Entrepreneurs are inquisitive and creative, they look in the dark corners for ideas and today’s educational system does nothing for them. It is no coincidence that a large proportion of them are Dyslexic. If you aren’t going to pass exams the educational system very quickly discards you and then you are left to develop your own learning methods and build your own time table in subjects, like: The Art of Trial and Error; Ignoring the Norms and Trying Something Different; and Just Getting on With It. Unfortunately these subjects are not going to make you popular with the rigidly strict process of modern education and many great future leaders are destroyed under the boot of the OFSTED exam machine.

A change in culture must start with the young and unless we start to explain to kids that FAILURE IS GREAT then we are never going to get to a truly entrepreneurial society.

How important can mentoring from more experienced entrepreneurs?

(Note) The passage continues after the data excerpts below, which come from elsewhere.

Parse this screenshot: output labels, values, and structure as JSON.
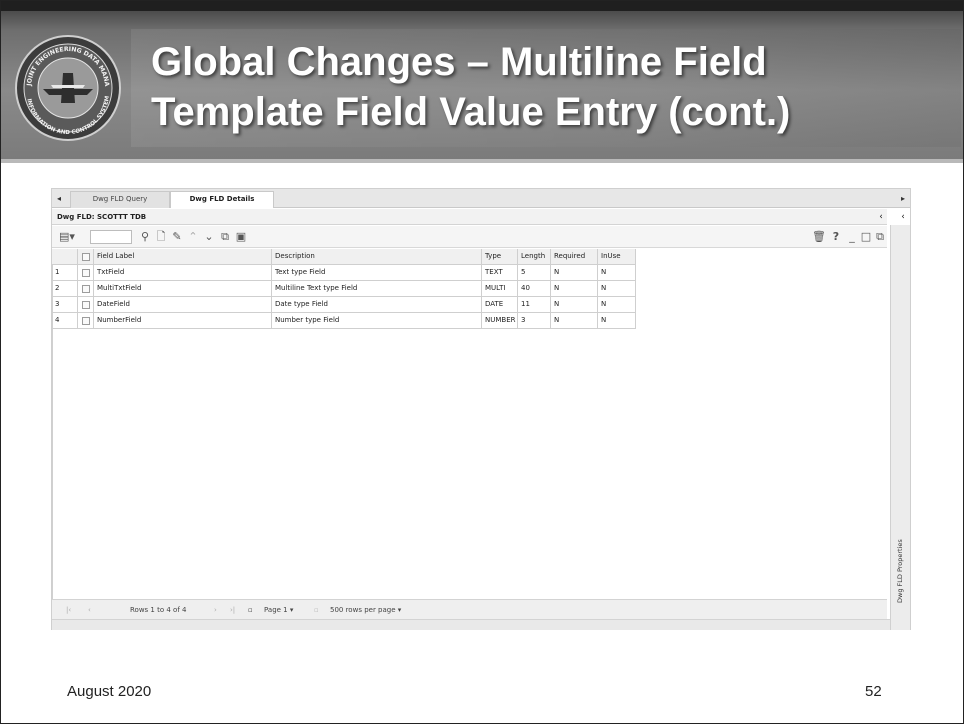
{
  "slide": {
    "title_line1": "Global Changes – Multiline Field",
    "title_line2": "Template Field Value Entry (cont.)",
    "footer_date": "August 2020",
    "page_number": "52",
    "logo_text_top": "JOINT ENGINEERING DATA MANAGEMENT",
    "logo_text_bottom": "INFORMATION AND CONTROL SYSTEM"
  },
  "app": {
    "tabs": [
      {
        "label": "Dwg FLD Query",
        "active": false
      },
      {
        "label": "Dwg FLD Details",
        "active": true
      }
    ],
    "panel_title": "Dwg FLD: SCOTTT TDB",
    "side_panel_label": "Dwg FLD Properties",
    "toolbar": {
      "search_placeholder": "",
      "help_label": "?"
    },
    "grid": {
      "columns": [
        "",
        "",
        "Field Label",
        "Description",
        "Type",
        "Length",
        "Required",
        "InUse"
      ],
      "rows": [
        {
          "num": "1",
          "label": "TxtField",
          "description": "Text type Field",
          "type": "TEXT",
          "length": "5",
          "required": "N",
          "inuse": "N"
        },
        {
          "num": "2",
          "label": "MultiTxtField",
          "description": "Multiline Text type Field",
          "type": "MULTI",
          "length": "40",
          "required": "N",
          "inuse": "N"
        },
        {
          "num": "3",
          "label": "DateField",
          "description": "Date type Field",
          "type": "DATE",
          "length": "11",
          "required": "N",
          "inuse": "N"
        },
        {
          "num": "4",
          "label": "NumberField",
          "description": "Number type Field",
          "type": "NUMBER",
          "length": "3",
          "required": "N",
          "inuse": "N"
        }
      ]
    },
    "pager": {
      "rows_info": "Rows 1 to 4 of 4",
      "page_label": "Page 1",
      "rows_per_page": "500 rows per page"
    }
  },
  "colors": {
    "title_band": "#8a8a8a",
    "title_text": "#ffffff"
  }
}
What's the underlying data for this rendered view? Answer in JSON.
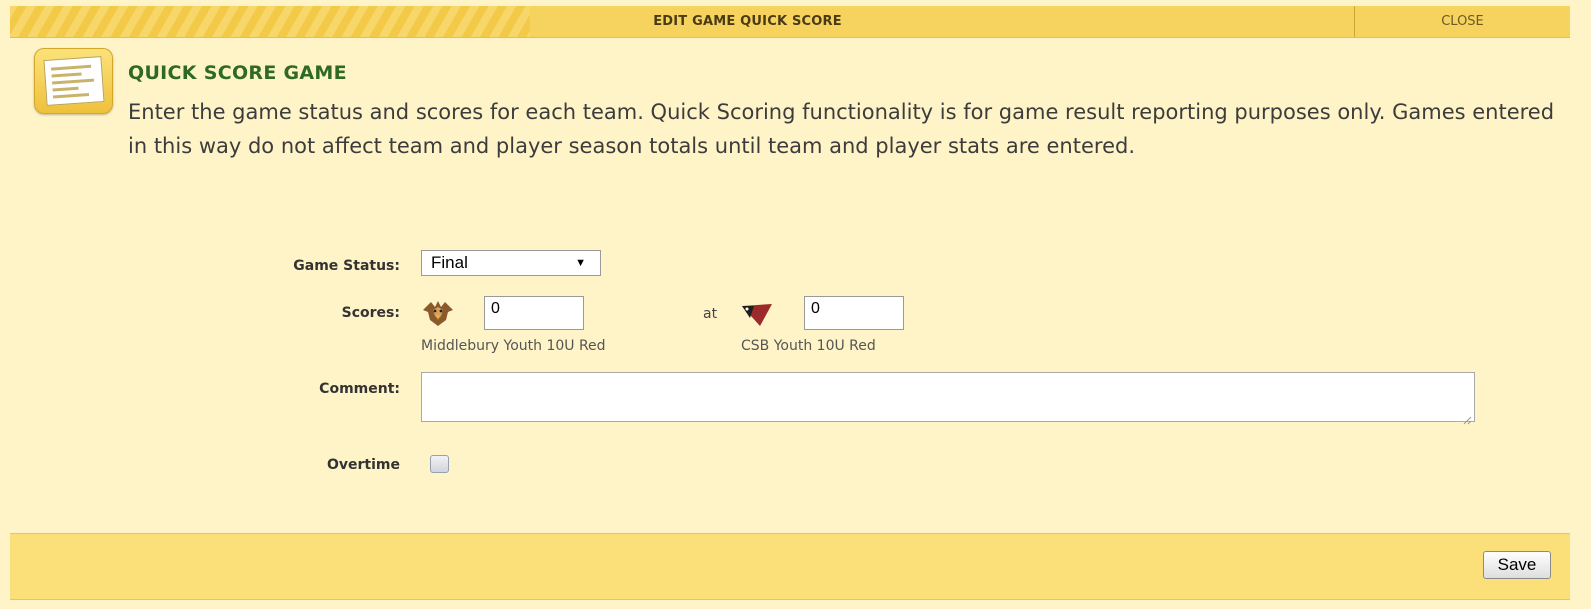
{
  "dialog": {
    "title": "EDIT GAME QUICK SCORE",
    "close_label": "CLOSE"
  },
  "header": {
    "heading": "QUICK SCORE GAME",
    "description": "Enter the game status and scores for each team. Quick Scoring functionality is for game result reporting purposes only. Games entered in this way do not affect team and player season totals until team and player stats are entered."
  },
  "form": {
    "game_status_label": "Game Status:",
    "game_status_value": "Final",
    "scores_label": "Scores:",
    "away_team": {
      "name": "Middlebury Youth 10U Red",
      "score": "0",
      "logo_icon": "hawk-logo-icon"
    },
    "at_label": "at",
    "home_team": {
      "name": "CSB Youth 10U Red",
      "score": "0",
      "logo_icon": "bird-logo-icon"
    },
    "comment_label": "Comment:",
    "comment_value": "",
    "overtime_label": "Overtime",
    "overtime_checked": false
  },
  "footer": {
    "save_label": "Save"
  },
  "colors": {
    "panel_bg": "#fff4c7",
    "titlebar": "#f6d25f",
    "footer_bg": "#fbdf79",
    "heading_green": "#2f6a22"
  }
}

This is essential, when all the professions, accountants, solicitors and bank managers are trying desperately to get you to operate inside their accepted norms, it is imperative that you have someone who will give you permission to break out and challenge yourself. Someone who like naughty school children you can break the rules with.

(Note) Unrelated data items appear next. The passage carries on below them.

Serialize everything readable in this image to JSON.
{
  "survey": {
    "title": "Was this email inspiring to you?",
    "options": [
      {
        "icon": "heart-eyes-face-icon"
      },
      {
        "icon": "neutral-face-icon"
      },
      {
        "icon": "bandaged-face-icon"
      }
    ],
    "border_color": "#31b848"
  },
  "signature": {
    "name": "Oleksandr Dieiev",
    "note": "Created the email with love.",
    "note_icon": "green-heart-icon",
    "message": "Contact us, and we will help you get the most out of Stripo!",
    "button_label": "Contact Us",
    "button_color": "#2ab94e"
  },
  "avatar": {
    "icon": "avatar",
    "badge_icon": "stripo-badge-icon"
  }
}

How can entrepreneurs keep the initial momentum and excitement going as their business takes off and grows?

  • Find other people to take on the detail work. People who love that stuff and are great at it.
  • Find away to share your passion and to talk about it.
  • Embrace the fear of failure. Most Entrepreneurs are not heading for something they are running away from something and that thing is normally failure, you need to learn to embrace that feeling and use it to motivate you.

Do individuals who establish their own company find it challenging to later bring outsiders on board to strengthen their management team?

Yes, the truth is nobody quite does it the way you would do it or to the same level, or that is at least what you tell yourself. Unfortunately it was the hardest lessons I had to learn. Lots of people are better than me I just don’t like them being better. Once I had accepted this I was on my way, all I had to do was find them and convince them that working with an indecisive neurotic with ideas above his station was a good idea, and that is harder than it sounds.

Is it wise to go it alone with your ‘big idea’ right from the start, or should you look to establish your business using a partnership model?

NO go it alone! There are two people in a partnership, one is a free loader and the other is a coward with a great idea, (That may be a little bit of a harsh generalisation). A true entrepreneur wouldn’t dream of sharing it is just not in their make up. They are single-minded people and two single-minded people is just a punch up waiting to happen. The only exception being married couples where there is a common cause and clearly defined roles, where it is perfectly acceptable for one of them to be the supportive free loader.

How do entrepreneurs with a burning desire to succeed avoid making basic mistakes, because they are so eager to get ahead of potential rivals?

Arrrrrghgghhhhh, this question misses the whole point. They don’t, they make the mistake they learn they dust themselves down and have another go. A large proportion of entrepreneurs come from tough domestic backgrounds the worst that can happen to them is they go back to being broke and hard up, it doesn’t scare them in the same way it scares those from more middle class backgrounds. They have far less concern for what they have than what people think of them. Many of them are quite needy in terms of peer respect but don’t have a clue how much they have in the bank.

A change in culture must start with the young and unless we start to explain to kids that FAILURE IS GREAT then we are never going to get to a truly entrepreneurial society.